Es existiert die Meinung, laut der die Ethik des Buddhas grundsätzlich. Es mindestens. Wirklich, der Aufstieg zum Nirwana bedeutet das Eintauchen in den absolut unpersönlichen, innerlich nicht zergliederten Zustand. Darin besteht die Rettung des Menschen. Jedoch verwirklicht es sich ausschließlich infolge der Bemühungen des Menschen, aufgrund seiner freien individuellen Auswahl. Aller klärt sich vom Maß der Tugendhaftigkeit der Absichten und der Taten des Individuums, die nämlich in der ganzen Gesamtheit der vorangehenden Geburten aufgedeckt werden.
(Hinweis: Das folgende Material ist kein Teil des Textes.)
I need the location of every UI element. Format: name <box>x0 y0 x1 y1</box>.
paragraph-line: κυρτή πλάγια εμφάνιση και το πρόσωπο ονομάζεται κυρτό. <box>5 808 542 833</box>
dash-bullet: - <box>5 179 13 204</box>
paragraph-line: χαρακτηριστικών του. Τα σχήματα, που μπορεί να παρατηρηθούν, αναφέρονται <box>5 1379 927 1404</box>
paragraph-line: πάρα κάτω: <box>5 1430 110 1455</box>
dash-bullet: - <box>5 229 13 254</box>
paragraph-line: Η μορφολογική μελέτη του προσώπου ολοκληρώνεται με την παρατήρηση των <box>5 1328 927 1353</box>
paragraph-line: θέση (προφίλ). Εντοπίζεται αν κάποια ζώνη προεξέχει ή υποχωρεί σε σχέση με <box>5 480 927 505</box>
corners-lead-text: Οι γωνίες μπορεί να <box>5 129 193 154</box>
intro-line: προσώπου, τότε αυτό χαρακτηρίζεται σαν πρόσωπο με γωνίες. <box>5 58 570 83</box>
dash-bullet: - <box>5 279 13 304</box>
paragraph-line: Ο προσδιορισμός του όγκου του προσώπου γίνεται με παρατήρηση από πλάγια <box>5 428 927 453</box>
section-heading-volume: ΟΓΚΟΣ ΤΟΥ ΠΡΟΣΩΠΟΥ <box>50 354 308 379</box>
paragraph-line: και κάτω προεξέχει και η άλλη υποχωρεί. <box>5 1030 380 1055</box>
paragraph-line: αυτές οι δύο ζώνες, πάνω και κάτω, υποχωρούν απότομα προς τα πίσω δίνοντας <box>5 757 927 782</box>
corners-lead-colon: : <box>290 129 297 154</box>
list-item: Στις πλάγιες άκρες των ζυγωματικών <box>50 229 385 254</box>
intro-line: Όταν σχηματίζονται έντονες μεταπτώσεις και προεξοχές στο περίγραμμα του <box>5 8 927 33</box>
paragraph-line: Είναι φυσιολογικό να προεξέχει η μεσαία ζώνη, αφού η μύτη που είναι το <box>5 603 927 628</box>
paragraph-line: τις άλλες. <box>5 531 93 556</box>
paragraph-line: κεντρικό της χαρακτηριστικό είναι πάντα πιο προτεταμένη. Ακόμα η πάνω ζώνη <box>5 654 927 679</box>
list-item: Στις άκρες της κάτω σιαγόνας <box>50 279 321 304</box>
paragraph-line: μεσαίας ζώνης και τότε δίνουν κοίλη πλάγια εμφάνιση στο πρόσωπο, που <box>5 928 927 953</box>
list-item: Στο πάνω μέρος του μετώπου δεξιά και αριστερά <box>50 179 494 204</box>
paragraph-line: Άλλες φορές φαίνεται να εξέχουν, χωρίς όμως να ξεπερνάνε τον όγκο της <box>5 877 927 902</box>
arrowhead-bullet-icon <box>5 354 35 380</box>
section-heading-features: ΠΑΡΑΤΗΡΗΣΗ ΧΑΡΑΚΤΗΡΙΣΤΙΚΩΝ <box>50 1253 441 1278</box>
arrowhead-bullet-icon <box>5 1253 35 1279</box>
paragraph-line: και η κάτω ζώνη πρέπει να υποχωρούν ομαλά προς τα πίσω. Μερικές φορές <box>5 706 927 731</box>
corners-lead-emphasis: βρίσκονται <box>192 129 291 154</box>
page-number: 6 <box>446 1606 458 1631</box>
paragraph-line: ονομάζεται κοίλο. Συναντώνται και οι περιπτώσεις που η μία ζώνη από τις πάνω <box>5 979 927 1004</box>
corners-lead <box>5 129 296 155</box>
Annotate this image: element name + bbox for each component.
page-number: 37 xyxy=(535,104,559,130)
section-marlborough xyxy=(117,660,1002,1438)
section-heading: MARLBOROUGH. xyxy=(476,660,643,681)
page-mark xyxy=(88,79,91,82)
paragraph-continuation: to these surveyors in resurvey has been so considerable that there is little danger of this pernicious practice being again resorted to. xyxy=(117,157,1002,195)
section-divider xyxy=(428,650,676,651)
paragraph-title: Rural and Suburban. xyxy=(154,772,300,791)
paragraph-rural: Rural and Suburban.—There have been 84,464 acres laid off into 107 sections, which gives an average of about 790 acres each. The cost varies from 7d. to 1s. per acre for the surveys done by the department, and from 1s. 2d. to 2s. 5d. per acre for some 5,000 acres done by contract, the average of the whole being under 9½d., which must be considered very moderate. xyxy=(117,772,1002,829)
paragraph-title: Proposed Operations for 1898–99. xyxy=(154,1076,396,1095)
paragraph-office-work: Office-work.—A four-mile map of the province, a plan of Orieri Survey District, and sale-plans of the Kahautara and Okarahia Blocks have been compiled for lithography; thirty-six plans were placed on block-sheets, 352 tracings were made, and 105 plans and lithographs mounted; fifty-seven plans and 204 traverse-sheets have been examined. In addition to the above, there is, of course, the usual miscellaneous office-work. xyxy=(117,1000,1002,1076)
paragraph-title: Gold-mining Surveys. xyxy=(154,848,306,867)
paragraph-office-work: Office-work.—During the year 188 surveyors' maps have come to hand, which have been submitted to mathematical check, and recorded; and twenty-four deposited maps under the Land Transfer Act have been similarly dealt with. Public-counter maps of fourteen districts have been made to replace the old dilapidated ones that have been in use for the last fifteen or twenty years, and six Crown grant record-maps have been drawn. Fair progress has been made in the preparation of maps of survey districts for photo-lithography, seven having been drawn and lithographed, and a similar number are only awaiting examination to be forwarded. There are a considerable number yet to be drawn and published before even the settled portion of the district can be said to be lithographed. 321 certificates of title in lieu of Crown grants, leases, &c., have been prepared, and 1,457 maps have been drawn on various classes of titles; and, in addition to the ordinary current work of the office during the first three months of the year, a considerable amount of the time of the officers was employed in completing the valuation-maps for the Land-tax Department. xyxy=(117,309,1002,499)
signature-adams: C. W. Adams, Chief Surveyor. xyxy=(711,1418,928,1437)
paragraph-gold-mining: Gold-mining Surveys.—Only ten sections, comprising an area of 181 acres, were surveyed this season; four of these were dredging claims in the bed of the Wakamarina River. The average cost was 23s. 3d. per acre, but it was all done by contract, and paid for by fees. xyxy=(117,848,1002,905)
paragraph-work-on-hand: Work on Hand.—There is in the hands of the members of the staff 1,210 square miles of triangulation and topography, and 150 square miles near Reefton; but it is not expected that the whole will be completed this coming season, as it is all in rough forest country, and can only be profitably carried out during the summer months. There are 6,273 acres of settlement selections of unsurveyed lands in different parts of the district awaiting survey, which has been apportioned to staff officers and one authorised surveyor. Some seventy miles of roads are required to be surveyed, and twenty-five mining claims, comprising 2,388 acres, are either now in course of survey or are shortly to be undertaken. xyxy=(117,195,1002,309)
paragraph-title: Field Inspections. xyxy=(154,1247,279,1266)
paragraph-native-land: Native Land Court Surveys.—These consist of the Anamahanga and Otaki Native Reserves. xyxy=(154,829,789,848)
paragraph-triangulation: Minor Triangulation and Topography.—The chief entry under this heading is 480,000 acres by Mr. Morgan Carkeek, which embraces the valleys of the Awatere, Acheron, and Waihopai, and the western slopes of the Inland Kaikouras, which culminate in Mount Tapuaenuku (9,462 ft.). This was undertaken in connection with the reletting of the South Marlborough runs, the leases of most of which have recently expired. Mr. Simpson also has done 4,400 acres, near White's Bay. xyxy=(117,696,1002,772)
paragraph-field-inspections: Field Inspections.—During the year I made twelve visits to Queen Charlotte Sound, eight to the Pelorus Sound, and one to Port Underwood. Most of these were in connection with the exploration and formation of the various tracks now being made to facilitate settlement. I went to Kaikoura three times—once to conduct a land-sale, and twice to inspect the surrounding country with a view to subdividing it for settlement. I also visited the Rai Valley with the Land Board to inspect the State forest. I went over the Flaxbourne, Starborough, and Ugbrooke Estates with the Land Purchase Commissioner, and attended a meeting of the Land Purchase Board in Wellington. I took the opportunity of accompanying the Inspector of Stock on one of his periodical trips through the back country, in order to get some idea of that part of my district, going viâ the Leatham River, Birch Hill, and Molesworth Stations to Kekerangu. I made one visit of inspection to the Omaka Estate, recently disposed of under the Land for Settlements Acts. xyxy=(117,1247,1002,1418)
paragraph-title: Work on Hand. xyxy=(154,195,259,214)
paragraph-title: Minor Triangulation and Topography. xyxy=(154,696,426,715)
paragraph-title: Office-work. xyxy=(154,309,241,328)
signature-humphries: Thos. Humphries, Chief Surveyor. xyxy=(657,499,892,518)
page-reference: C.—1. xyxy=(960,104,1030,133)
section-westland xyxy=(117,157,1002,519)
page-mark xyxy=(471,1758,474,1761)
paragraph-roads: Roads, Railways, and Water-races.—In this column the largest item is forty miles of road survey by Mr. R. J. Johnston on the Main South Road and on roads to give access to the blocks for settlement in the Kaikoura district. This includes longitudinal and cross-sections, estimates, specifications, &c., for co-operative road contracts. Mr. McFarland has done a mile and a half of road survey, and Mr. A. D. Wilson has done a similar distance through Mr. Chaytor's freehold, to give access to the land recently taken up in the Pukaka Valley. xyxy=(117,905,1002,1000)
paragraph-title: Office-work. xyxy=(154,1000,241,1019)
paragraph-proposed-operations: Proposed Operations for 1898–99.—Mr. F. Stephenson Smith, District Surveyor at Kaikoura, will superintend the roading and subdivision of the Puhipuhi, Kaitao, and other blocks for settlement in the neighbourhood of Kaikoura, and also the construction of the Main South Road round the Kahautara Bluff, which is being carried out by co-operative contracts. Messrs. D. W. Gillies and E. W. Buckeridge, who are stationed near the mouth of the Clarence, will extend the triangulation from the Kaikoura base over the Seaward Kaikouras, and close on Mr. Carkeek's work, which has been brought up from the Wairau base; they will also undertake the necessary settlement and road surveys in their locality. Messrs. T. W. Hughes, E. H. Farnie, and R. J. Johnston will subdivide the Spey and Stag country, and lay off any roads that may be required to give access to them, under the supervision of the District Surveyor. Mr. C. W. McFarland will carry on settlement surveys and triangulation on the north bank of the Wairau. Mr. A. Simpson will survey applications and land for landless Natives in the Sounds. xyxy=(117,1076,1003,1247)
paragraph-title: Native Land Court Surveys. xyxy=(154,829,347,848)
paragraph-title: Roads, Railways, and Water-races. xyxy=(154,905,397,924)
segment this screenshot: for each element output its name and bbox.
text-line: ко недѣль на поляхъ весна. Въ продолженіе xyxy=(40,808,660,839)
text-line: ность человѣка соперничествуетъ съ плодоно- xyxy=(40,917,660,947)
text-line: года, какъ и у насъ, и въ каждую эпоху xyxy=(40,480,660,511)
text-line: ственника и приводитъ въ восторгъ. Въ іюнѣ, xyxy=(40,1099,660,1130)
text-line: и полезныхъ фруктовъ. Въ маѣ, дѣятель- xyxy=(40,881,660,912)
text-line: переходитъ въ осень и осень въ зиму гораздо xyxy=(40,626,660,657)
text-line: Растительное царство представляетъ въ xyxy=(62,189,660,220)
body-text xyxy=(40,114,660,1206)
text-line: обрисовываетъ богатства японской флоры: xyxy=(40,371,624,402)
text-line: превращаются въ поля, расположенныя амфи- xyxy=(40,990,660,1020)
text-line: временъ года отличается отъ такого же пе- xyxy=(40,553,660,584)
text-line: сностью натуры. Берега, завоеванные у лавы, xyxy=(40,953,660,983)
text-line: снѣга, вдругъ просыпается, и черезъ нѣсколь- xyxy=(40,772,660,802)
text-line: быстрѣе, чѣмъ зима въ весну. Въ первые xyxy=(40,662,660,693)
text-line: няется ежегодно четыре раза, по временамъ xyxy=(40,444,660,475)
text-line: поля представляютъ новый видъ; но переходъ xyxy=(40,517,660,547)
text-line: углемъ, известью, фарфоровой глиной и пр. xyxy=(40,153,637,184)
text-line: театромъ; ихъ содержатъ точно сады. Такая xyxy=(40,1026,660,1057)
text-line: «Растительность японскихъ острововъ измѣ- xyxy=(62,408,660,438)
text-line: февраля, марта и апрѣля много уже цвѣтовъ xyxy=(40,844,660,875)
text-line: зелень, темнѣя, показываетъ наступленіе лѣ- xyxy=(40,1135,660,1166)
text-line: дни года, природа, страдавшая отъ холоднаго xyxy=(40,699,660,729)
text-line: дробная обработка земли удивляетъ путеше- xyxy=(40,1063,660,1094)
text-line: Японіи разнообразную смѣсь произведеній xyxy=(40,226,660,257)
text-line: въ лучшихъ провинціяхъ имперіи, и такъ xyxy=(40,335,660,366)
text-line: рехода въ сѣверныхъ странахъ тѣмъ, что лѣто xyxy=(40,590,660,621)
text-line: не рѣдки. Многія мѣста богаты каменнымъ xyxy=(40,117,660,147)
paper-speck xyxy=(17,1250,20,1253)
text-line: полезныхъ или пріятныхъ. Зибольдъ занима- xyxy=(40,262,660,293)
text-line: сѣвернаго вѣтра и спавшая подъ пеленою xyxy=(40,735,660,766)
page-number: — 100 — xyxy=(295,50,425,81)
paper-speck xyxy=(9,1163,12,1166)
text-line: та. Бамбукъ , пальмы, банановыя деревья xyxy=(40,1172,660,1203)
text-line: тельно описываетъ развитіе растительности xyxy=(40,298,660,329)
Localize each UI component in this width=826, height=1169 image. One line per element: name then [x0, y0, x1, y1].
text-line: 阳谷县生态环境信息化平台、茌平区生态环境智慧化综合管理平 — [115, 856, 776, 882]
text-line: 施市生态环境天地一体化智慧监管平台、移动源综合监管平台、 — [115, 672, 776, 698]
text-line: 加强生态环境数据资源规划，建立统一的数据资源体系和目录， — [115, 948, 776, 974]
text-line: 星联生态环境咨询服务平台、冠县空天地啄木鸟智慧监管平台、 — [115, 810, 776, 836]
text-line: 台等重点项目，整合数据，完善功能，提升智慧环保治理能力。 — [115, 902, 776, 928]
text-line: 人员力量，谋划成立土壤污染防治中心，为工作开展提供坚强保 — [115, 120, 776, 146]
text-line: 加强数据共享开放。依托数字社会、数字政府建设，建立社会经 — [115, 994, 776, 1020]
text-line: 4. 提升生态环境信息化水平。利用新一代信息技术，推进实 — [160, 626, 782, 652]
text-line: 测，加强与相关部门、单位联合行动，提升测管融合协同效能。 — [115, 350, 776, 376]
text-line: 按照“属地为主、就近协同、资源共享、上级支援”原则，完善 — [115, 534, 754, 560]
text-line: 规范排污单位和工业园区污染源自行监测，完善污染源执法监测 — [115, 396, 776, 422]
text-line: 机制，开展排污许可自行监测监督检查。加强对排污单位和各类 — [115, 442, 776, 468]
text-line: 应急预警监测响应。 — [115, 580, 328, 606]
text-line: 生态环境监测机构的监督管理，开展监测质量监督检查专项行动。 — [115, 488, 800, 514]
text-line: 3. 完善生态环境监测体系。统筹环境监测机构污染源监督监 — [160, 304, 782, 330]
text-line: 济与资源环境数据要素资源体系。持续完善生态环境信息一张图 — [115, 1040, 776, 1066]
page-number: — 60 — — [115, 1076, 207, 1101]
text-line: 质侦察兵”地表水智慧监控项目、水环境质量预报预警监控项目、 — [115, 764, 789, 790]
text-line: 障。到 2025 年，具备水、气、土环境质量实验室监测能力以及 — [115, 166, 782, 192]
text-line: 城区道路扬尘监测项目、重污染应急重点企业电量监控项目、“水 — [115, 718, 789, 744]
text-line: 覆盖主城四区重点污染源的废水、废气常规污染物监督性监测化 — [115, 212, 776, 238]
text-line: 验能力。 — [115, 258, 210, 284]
Da das moralische Schicksal des Menschen ihm vollständig kontrolliert ist und sind die Möglichkeiten seiner Rettung von nichts, außer seinen eigenen Sünden und den Fehlern beschränkt, so kann man nach diesem Merkmal die Ethik des Buddhas wie die Ethik der Persönlichkeit vollkommen qualifizieren. Wie der Buddha meint, soll sich der Mensch, um als moralische Persönlichkeit behauptet zu werden, wie das isolierte empirische Individuum siegen. In diesem Sinn ihm kann man das vorwerfen, was er der Begriff der Persönlichkeit äusserst ist.